Mahasiswa Indonesia dan Patani Serukan Pemerintah Thailand Stop Diskriminasi

BELUM lama ini Gerakan Mahasiswa Indonesia Peduli Patani (Gempita) menggelar aksi damai “Selamatkan Muslim Patani” di Bunderan HI, Ahad (20/3/2016) lalu. Aksi yang juga diikuti mahasiswa asal Patani itu menuntut pemerintah Thailand agar menghentikan diskriminasi terhadap masyarakat muslim Patani.

Koordinator Gempita Rahmat Kholis saat ditemui Islampos mengatakan, selama ini isu Patani di Thailand Selatan tenggelam, tak terbuka di ruang publik.

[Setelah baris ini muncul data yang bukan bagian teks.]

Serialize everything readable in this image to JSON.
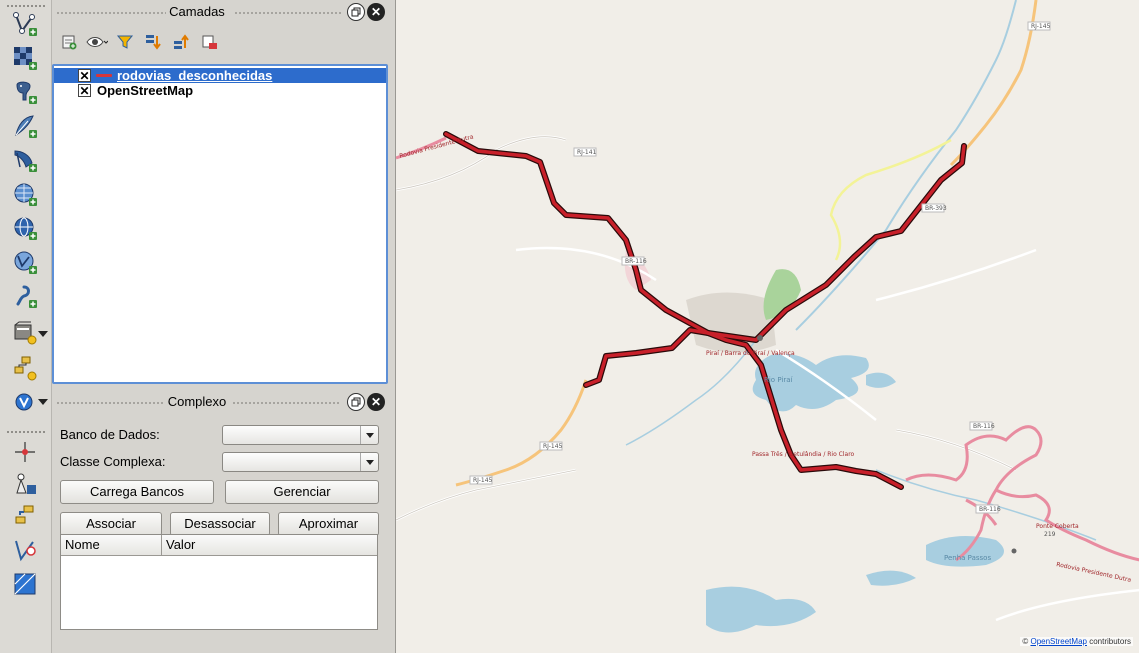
{
  "layers_panel": {
    "title": "Camadas",
    "toolbar_icons": [
      "add-group-icon",
      "visibility-icon",
      "filter-icon",
      "expand-all-icon",
      "collapse-all-icon",
      "remove-layer-icon"
    ],
    "layers": [
      {
        "name": "rodovias_desconhecidas",
        "checked": true,
        "selected": true,
        "symbol_color": "#d6363b"
      },
      {
        "name": "OpenStreetMap",
        "checked": true,
        "selected": false
      }
    ]
  },
  "complexo_panel": {
    "title": "Complexo",
    "banco_label": "Banco de Dados:",
    "banco_value": "",
    "classe_label": "Classe Complexa:",
    "classe_value": "",
    "buttons": {
      "carrega": "Carrega Bancos",
      "gerenciar": "Gerenciar",
      "associar": "Associar",
      "desassociar": "Desassociar",
      "aproximar": "Aproximar"
    },
    "table_headers": [
      "Nome",
      "Valor"
    ]
  },
  "map": {
    "labels": [
      "RJ-145",
      "RJ-141",
      "BR-116",
      "RJ-145",
      "RJ-145",
      "BR-116",
      "BR-116",
      "BR-393",
      "Piraí / Barra do Piraí / Valença",
      "Passa Três / Getulândia / Rio Claro",
      "Ponte Coberta",
      "219",
      "Rio Piraí",
      "Penha Passos",
      "Rodovia Presidente Dutra",
      "Rodovia Presidente Dutra"
    ],
    "attribution_prefix": "©",
    "attribution_link": "OpenStreetMap",
    "attribution_suffix": "contributors",
    "highlight_color": "#c8202a"
  }
}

Tidak seperti isu kemanusiaan Rohingya dan Palestina. Padahal, dari dulu hingga sekarang, Thailand Selatan terus didiskriminasi oleh pemerintahan Thailand.

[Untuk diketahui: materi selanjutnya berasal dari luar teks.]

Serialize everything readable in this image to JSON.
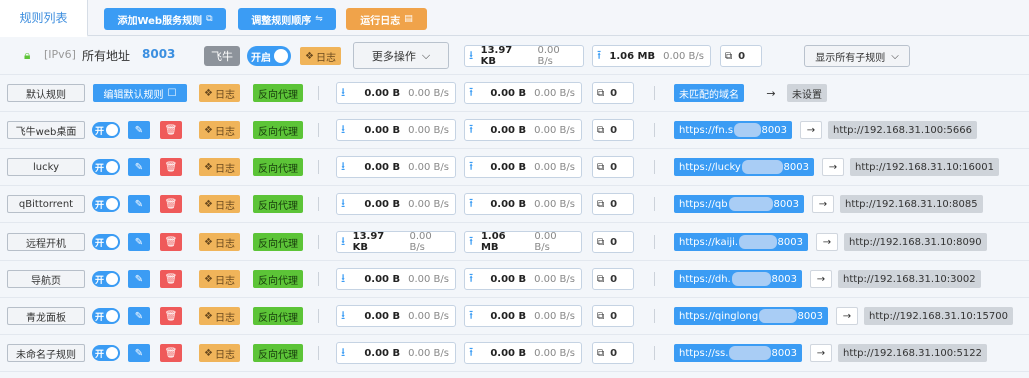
{
  "topbar": {
    "tab_label": "规则列表",
    "add_button": "添加Web服务规则",
    "reorder_button": "调整规则顺序",
    "log_button": "运行日志"
  },
  "global": {
    "ipv6_tag": "[IPv6]",
    "address_label": "所有地址",
    "port": "8003",
    "feiniu_label": "飞牛",
    "enable_label": "开启",
    "log_label": "日志",
    "more_ops": "更多操作",
    "down_bytes": "13.97 KB",
    "down_rate": "0.00 B/s",
    "up_bytes": "1.06 MB",
    "up_rate": "0.00 B/s",
    "connections": "0",
    "show_all": "显示所有子规则"
  },
  "default_rule": {
    "name": "默认规则",
    "edit_label": "编辑默认规则",
    "log_label": "日志",
    "proxy_label": "反向代理",
    "down_bytes": "0.00 B",
    "down_rate": "0.00 B/s",
    "up_bytes": "0.00 B",
    "up_rate": "0.00 B/s",
    "connections": "0",
    "domain": "未匹配的域名",
    "target": "未设置"
  },
  "labels": {
    "toggle_on": "开",
    "log": "日志",
    "proxy": "反向代理"
  },
  "rules": [
    {
      "name": "飞牛web桌面",
      "down_bytes": "0.00 B",
      "down_rate": "0.00 B/s",
      "up_bytes": "0.00 B",
      "up_rate": "0.00 B/s",
      "connections": "0",
      "domain_pre": "https://fn.s",
      "domain_post": "8003",
      "target": "http://192.168.31.100:5666"
    },
    {
      "name": "lucky",
      "down_bytes": "0.00 B",
      "down_rate": "0.00 B/s",
      "up_bytes": "0.00 B",
      "up_rate": "0.00 B/s",
      "connections": "0",
      "domain_pre": "https://lucky",
      "domain_post": "8003",
      "target": "http://192.168.31.10:16001"
    },
    {
      "name": "qBittorrent",
      "down_bytes": "0.00 B",
      "down_rate": "0.00 B/s",
      "up_bytes": "0.00 B",
      "up_rate": "0.00 B/s",
      "connections": "0",
      "domain_pre": "https://qb",
      "domain_post": "8003",
      "target": "http://192.168.31.10:8085"
    },
    {
      "name": "远程开机",
      "down_bytes": "13.97 KB",
      "down_rate": "0.00 B/s",
      "up_bytes": "1.06 MB",
      "up_rate": "0.00 B/s",
      "connections": "0",
      "domain_pre": "https://kaiji.",
      "domain_post": "8003",
      "target": "http://192.168.31.10:8090"
    },
    {
      "name": "导航页",
      "down_bytes": "0.00 B",
      "down_rate": "0.00 B/s",
      "up_bytes": "0.00 B",
      "up_rate": "0.00 B/s",
      "connections": "0",
      "domain_pre": "https://dh.",
      "domain_post": "8003",
      "target": "http://192.168.31.10:3002"
    },
    {
      "name": "青龙面板",
      "down_bytes": "0.00 B",
      "down_rate": "0.00 B/s",
      "up_bytes": "0.00 B",
      "up_rate": "0.00 B/s",
      "connections": "0",
      "domain_pre": "https://qinglong",
      "domain_post": "8003",
      "target": "http://192.168.31.10:15700"
    },
    {
      "name": "未命名子规则",
      "down_bytes": "0.00 B",
      "down_rate": "0.00 B/s",
      "up_bytes": "0.00 B",
      "up_rate": "0.00 B/s",
      "connections": "0",
      "domain_pre": "https://ss.",
      "domain_post": "8003",
      "target": "http://192.168.31.100:5122"
    }
  ]
}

“Masyarakat Melayu Muslim Patani, jelas mendapat perlakuan diskriminasi oleh pemerintah Thailand dalam berbagai aspek, baik dari aspek pendidikan, sosial dan keagamaan. Kami mahasiswa Indonesia dan Patani menggalang solidaritas dan dukungan terhadap perjuangan Muslim Patani untuk mendapatkan keadilan dan porsi yang tepat ,” kata Rahmat.

Gempita menuntut Pemerintah Thailand untuk menghentikan segala bentuk tindakan diskriminasi yang mengatasnamakan stabilitas negara. Hingga saat ini masyarakat Muslim Patani masih ditindas, pembunuhan terus terjadi, rumah ibadah dan sarana pendidikan diberangus.

Aksi ini merupakan bentuk kepedulian dan peringatas atas diberangusnya Pondok Jihad di Patani oleh Pemerintah Thailand. Sebelumnya, aksi mahasiswa digelar di Patani, dan mendapat reaksi dari aparat setempat. Aksi mahasiswa diblokade dan disabotase, sehingga masyarakat tidak ikut terlibat.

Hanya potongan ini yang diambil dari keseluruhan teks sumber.